Scheelhaase makes statement with arm during Illini scrimmage
BY STEVE GREENBERG Staff Reporter August 12, 2013 10:32PM
University of Illinois NCAA college football quarterbacks Nathan Scheelhaase (2), Wes Lunt (12), and Aaron Bailey (15) look on during the first day of training camp at Memorial Stadium in Champaign, Ill., on Monday, Aug. 5, 2013. (AP Photo/The News-Gazet
Updated: August 12, 2013 10:36PM
RANTOUL, Ill. — Fans and media gathered here Monday night for Illinois’ first scrimmage of training camp, with no question what they came to see: a three-way quarterback battle begin to play out in earnest.
Most of the anticipation centered on the first extended live look at freshman Aaron Bailey, the star of coach Tim Beckman’s latest recruiting class. There also was much interest in how junior Reilly O’Toole, the closest thing the 2013 Illini have to a true pocket passer, would perform in first-year offensive coordinator Bill Cubit’s high-charged system.
O’Toole struggled mightily. Bailey was tremendous, igniting serious hope for the future.
But the quarterback Illini fans love to take for granted, incumbent starter Nathan Scheelhaase, made the loudest statement of all. The fifth-year senior delivered two heaping fistfuls of “I’m the guy.”
There was one play that will go down in Illini scrimmage lore, if there is such a thing.
After Bailey threw three consecutive touchdown passes working with the third-team offense against the third-team defense, the field was abuzz. On trotted Scheelhaase, the ball having been placed at his 3-yard line. Facing a defense filled with starters and key reserves, Scheelhaase dropped back on the first play, planted his feet and launched a deep ball that Ryan Lankford hauled in and took home for a 97-yard score.
“It felt good because he [caught] it,” Scheelhaase said, downplaying the moment when he likely cemented his No. 1 status.
But there were several such worthy moments. Cubit has implored Scheelhaase, a passer with modest arm strength who has often shied from taking downfield shots, to take more risks.
“Test your limitations,” Cubit has told Scheelhaase countless times since the start of spring practices. On this night, Scheelhaase connected on three perfectly thrown passes far down the field.
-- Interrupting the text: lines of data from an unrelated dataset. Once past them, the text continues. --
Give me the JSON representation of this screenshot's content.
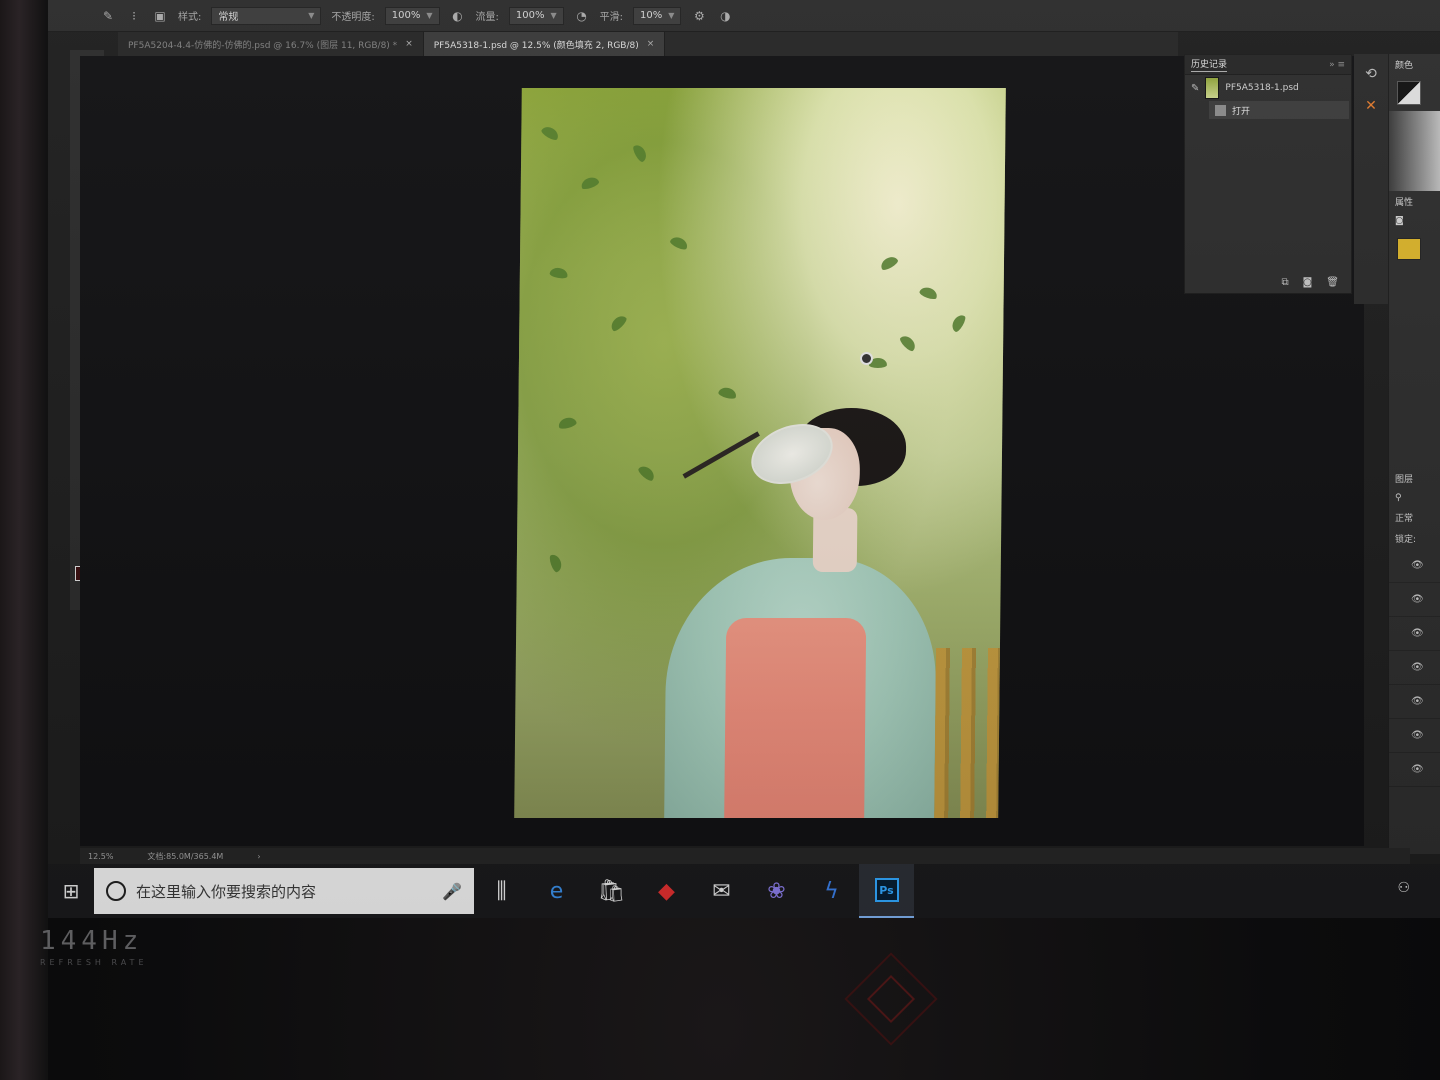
{
  "options_bar": {
    "style_label": "样式:",
    "style_value": "常规",
    "opacity_label": "不透明度:",
    "opacity_value": "100%",
    "flow_label": "流量:",
    "flow_value": "100%",
    "smoothing_label": "平滑:",
    "smoothing_value": "10%"
  },
  "tabs": [
    {
      "label": "PF5A5204-4.4-仿佛的-仿佛的.psd @ 16.7% (图层 11, RGB/8) *",
      "active": false
    },
    {
      "label": "PF5A5318-1.psd @ 12.5% (颜色填充 2, RGB/8)",
      "active": true
    }
  ],
  "history_panel": {
    "title": "历史记录",
    "snapshot_name": "PF5A5318-1.psd",
    "state_label": "打开"
  },
  "right_panels": {
    "color_tab": "颜色",
    "properties_tab": "属性",
    "layers_tab": "图层",
    "blend_mode": "正常",
    "lock_label": "锁定:"
  },
  "status_bar": {
    "zoom": "12.5%",
    "doc_size": "文档:85.0M/365.4M"
  },
  "taskbar": {
    "search_placeholder": "在这里输入你要搜索的内容",
    "ps_label": "Ps"
  },
  "bezel": {
    "refresh_rate": "144Hz",
    "refresh_caption": "REFRESH RATE"
  },
  "colors": {
    "foreground": "#3a0f10",
    "background": "#f4f4f4",
    "accent_ps": "#31a8ff",
    "layer_fill": "#d8b22b"
  }
}
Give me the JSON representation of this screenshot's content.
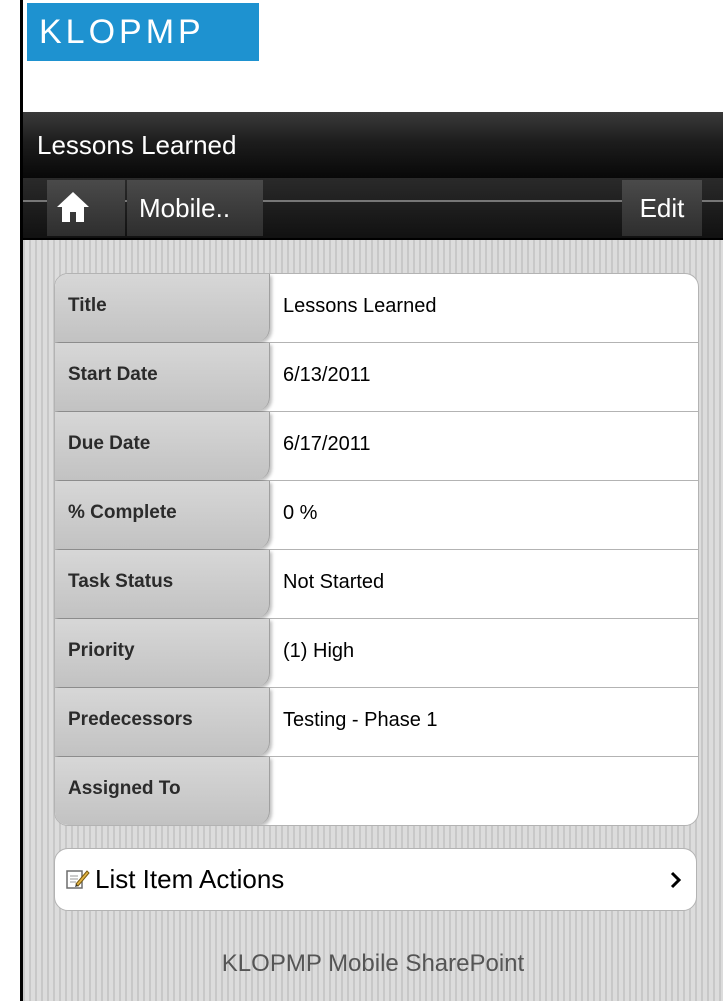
{
  "logo": {
    "text": "KLOPMP",
    "bg_color": "#1e92d0"
  },
  "title_bar": {
    "title": "Lessons Learned"
  },
  "toolbar": {
    "home_icon": "home-icon",
    "back_label": "Mobile..",
    "edit_label": "Edit"
  },
  "details": {
    "rows": [
      {
        "label": "Title",
        "value": "Lessons Learned"
      },
      {
        "label": "Start Date",
        "value": "6/13/2011"
      },
      {
        "label": "Due Date",
        "value": "6/17/2011"
      },
      {
        "label": "% Complete",
        "value": "0 %"
      },
      {
        "label": "Task Status",
        "value": "Not Started"
      },
      {
        "label": "Priority",
        "value": "(1) High"
      },
      {
        "label": "Predecessors",
        "value": "Testing - Phase 1"
      },
      {
        "label": "Assigned To",
        "value": ""
      }
    ]
  },
  "actions": {
    "icon": "edit-icon",
    "label": "List Item Actions",
    "chevron": "chevron-right-icon"
  },
  "footer": {
    "text": "KLOPMP Mobile SharePoint"
  }
}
“That’s what I needed to see,” Cubit said.
Scheelhaase changed plays at the line of scrimmage, barked at young receivers who were out of position and, on a double-reverse that Lankford ran in for a score, delivered the critical block.
Well, “critical” might be the wrong word; the touchdown was called back on a penalty.
“I don’t care if it was called back — he sprang me for a touchdown,” Lankford said.
The messages from Illinois’ coaches regarding the quarterback situation have been a tad confusing. Beckman has repeatedly said Scheelhaase is the starter, but he has qualified that each time by calling it an open competition that will remain open all season.
After the sun set on a field with no lights here, with a gentle rain falling, Cubit looked as though a weight had come off his shoulders.
“Nate has gotten better, hasn’t he?” he said. “He had a very good night.”